SALVARE LE VITE È UN DOVERE. Ma con le condizioni climatiche che si fanno già gradualmente meno avverse alle traversate in mare, sta ripartendo il fenomeno dell’immigrazione di persone che – ricordiamolo – non abbandonano la loro terra d’origine per ragioni vacanziere, ma per scappare dalla guerra, dalla prigionia nei lager, da condizioni di indigenza estrema, come nel caso dell’ultimo maxi-sbarco al molo di Favaloro, dove due motovedette della Capitaneria di porto hanno sbarcato rispettivamente 141 e 164 migranti di diverse nazionalità, tra cui donne e minori.

E lo abbiamo visto anche con la Geo Barents, dove il 25% degli immigrati a bordo non raggiungeva la maggiore età e – come raccontano da Medici Senza Frontiere – presentavano i segni delle torture e degli abusi subiti in Libia.
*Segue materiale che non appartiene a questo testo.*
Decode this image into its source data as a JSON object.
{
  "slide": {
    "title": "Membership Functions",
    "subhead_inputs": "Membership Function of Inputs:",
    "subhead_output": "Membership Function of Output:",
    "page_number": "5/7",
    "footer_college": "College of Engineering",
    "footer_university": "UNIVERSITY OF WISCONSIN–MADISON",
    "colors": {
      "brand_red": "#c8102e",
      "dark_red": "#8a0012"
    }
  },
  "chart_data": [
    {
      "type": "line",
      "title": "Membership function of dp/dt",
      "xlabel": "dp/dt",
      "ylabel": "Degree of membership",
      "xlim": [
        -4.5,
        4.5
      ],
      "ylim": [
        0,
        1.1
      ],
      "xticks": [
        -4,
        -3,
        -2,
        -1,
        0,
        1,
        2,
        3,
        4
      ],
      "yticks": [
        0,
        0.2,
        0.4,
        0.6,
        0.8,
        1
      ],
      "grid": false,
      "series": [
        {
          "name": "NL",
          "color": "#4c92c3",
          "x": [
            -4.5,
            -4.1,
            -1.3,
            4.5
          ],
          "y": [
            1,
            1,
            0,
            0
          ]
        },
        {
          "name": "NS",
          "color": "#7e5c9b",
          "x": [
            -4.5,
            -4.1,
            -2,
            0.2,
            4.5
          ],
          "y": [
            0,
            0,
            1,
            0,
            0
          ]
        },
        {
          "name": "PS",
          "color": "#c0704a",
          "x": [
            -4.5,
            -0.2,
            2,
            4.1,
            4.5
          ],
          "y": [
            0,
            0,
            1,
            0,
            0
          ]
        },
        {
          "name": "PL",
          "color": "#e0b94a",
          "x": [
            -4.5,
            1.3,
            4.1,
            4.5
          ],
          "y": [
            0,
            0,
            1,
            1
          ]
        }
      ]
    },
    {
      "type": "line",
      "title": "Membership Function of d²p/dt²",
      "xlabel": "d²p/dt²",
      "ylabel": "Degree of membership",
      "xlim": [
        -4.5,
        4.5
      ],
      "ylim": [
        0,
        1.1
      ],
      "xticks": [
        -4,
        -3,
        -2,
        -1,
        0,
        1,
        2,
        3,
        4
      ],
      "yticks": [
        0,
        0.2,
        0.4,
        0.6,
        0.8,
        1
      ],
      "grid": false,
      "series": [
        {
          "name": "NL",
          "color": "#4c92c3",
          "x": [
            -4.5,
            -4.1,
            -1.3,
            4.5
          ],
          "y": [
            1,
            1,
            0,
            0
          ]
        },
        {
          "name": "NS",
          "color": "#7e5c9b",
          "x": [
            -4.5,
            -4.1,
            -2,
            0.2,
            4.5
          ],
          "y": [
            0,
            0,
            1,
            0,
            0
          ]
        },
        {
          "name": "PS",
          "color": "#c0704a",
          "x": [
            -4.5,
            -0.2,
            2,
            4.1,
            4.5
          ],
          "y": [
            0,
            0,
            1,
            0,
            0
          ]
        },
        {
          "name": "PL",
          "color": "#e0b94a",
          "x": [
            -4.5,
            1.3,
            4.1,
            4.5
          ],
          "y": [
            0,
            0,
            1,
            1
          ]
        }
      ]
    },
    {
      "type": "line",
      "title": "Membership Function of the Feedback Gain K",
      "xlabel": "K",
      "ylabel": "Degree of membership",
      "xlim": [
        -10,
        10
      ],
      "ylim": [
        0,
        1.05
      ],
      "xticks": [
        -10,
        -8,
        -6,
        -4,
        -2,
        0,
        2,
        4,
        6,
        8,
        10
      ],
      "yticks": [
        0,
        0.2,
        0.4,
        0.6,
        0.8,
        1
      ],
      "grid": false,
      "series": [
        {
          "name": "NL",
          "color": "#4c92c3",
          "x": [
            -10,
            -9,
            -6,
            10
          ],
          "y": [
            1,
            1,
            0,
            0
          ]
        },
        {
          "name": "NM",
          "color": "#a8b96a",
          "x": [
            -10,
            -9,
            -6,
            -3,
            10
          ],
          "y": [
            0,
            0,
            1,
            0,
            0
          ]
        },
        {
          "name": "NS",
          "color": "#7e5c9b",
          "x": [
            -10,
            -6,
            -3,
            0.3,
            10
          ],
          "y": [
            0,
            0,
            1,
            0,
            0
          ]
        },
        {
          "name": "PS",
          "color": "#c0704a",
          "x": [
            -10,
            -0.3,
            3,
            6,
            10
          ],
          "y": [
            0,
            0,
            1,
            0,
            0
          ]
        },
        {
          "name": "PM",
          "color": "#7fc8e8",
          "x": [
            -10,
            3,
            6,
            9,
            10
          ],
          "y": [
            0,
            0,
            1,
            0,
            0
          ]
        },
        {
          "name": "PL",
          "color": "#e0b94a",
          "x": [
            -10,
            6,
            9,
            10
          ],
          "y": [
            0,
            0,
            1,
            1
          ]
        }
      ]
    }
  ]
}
La ONG che aveva a bordo 439 migranti salvati in sei distinte operazioni ha chiesto sia all’Italia che a Malta di indicare un porto per poter finalmente sbarcare, ma nel primo caso non avrebbe ricevuto risposta, mentre nel secondo sarebbe arrivato direttamente il rifiuto. Ecco, noi siamo quelli che non danno risposte. Conniventi. Omertosi. Riteniamo che salvare vite umane sia una possibilità tra le altre, non un dovere assoluto.

Perciò spero che sia eletto un buon Presidente della Repubblica e che il processo democratico ed istituzionale abbia il suo corso, ma trovo inaccettabile che questo accada senza un’urgente e piena assunzione di responsabilità da parte della politica in materia di immigrazione. Il che vuol dire in termini di diritti umani. Di vita. Sul cui rispetto dovrebbe fondarsi la buona politica.